Guest Column: Grooveshark joins opposition of anti-piracy legislation

Clare Lennon

Suppose a student were to post a clip from a popular TV show on YouTube.

Say the student filmed the show with a video camera while watching it, which is illegal.

If a proposed law is passed in its current state, that decision could be considered a felony and shut down all of YouTube.

Grooveshark and other Internet companies are uniting to make sure the proposed law, the Stop Online Piracy Act, is changed or halted.

The act, better known as SOPA, is a national bill that could change the regulations for piracy on the Web. The bill is being reviewed in the House of Representatives.

Grooveshark, a Gainesville, Fla.-based music streaming website, has been protesting SOPA alongside Internet companies like Google, Wikipedia and Facebook, according to a list on

Grooveshark has a “small presence” in Washington, D.C., said Paul Geller, senior vice president of External Affairs at Grooveshark. This allows staff to stay informed of legislation like SOPA and the U.S. Senate’s version, the Protect IP Act, better known as PIPA.

He said SOPA is being pushed “at a pace that is just unjustifiable” and could have detrimental effects on Internet users.

Geller said the bill infringes on freedom of speech.

Because of that, the bill could be blocked by Internet companies citing the First Amendment and other laws, said Gerald Haskins, University of Florida senior lecturer and Internet law expert.

“This is a really poorly written bill, and it could be used to prosecute uploaders, downloaders and anyone like that,” he said.

Geller and Haskins each pointed out that the bill also carries potential security issues. Computer users who don’t want to be limited by SOPA could change their Domain Name Server settings to be outside of American jurisdiction. This means their computers could be susceptible to scam websites that are blocked by the U.S. server.

“It could bring the Internet to a halt,” Haskins said.
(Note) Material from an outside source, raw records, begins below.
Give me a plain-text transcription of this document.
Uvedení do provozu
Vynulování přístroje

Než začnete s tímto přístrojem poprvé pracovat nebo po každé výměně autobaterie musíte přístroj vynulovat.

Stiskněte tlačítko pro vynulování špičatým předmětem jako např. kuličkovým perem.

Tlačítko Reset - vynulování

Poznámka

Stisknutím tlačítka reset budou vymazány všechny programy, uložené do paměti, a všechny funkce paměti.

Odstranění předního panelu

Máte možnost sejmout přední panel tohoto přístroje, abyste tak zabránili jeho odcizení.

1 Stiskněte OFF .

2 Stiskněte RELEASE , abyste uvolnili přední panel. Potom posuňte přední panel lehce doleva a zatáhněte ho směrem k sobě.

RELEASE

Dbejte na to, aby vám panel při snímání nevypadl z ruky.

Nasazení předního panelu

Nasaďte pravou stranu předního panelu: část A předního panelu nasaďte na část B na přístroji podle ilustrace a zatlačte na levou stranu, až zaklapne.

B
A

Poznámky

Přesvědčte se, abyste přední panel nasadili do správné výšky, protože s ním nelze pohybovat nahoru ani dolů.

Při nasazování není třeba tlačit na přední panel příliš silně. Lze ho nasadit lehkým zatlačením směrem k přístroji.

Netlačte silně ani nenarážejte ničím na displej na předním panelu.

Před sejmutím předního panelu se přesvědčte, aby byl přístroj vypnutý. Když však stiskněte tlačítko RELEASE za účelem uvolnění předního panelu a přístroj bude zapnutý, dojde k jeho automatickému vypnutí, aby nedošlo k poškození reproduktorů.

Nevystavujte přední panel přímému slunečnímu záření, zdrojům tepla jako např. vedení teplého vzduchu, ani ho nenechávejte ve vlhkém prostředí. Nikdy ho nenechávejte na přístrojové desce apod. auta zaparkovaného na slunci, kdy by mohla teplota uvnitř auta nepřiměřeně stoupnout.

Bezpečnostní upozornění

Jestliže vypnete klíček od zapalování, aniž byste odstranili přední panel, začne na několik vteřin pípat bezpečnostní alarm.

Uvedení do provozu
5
Geller said Grooveshark is supporting Oregon Sen. Ron Wyden’s alternative bill, the Online Protection and Enforcement of Digital Trade Act. The bill is available at, and visitors can suggest changes or alternatives.

In a statement to The Independent Florida Alligator, local Rep. Cliff Stearns said he will not take a position on SOPA until he sees the final proposal from the House Judiciary Committee.

In the meantime, Geller said the company is trying to educate lawmakers on the bill.

Keivan Zolfaghari, 20-year-old psychology and food resource economics junior at U. Florida, said he learned about SOPA from Tumblr and is planning to write to his congressman about the legislation.

“I think it hurts where we are today,” he said.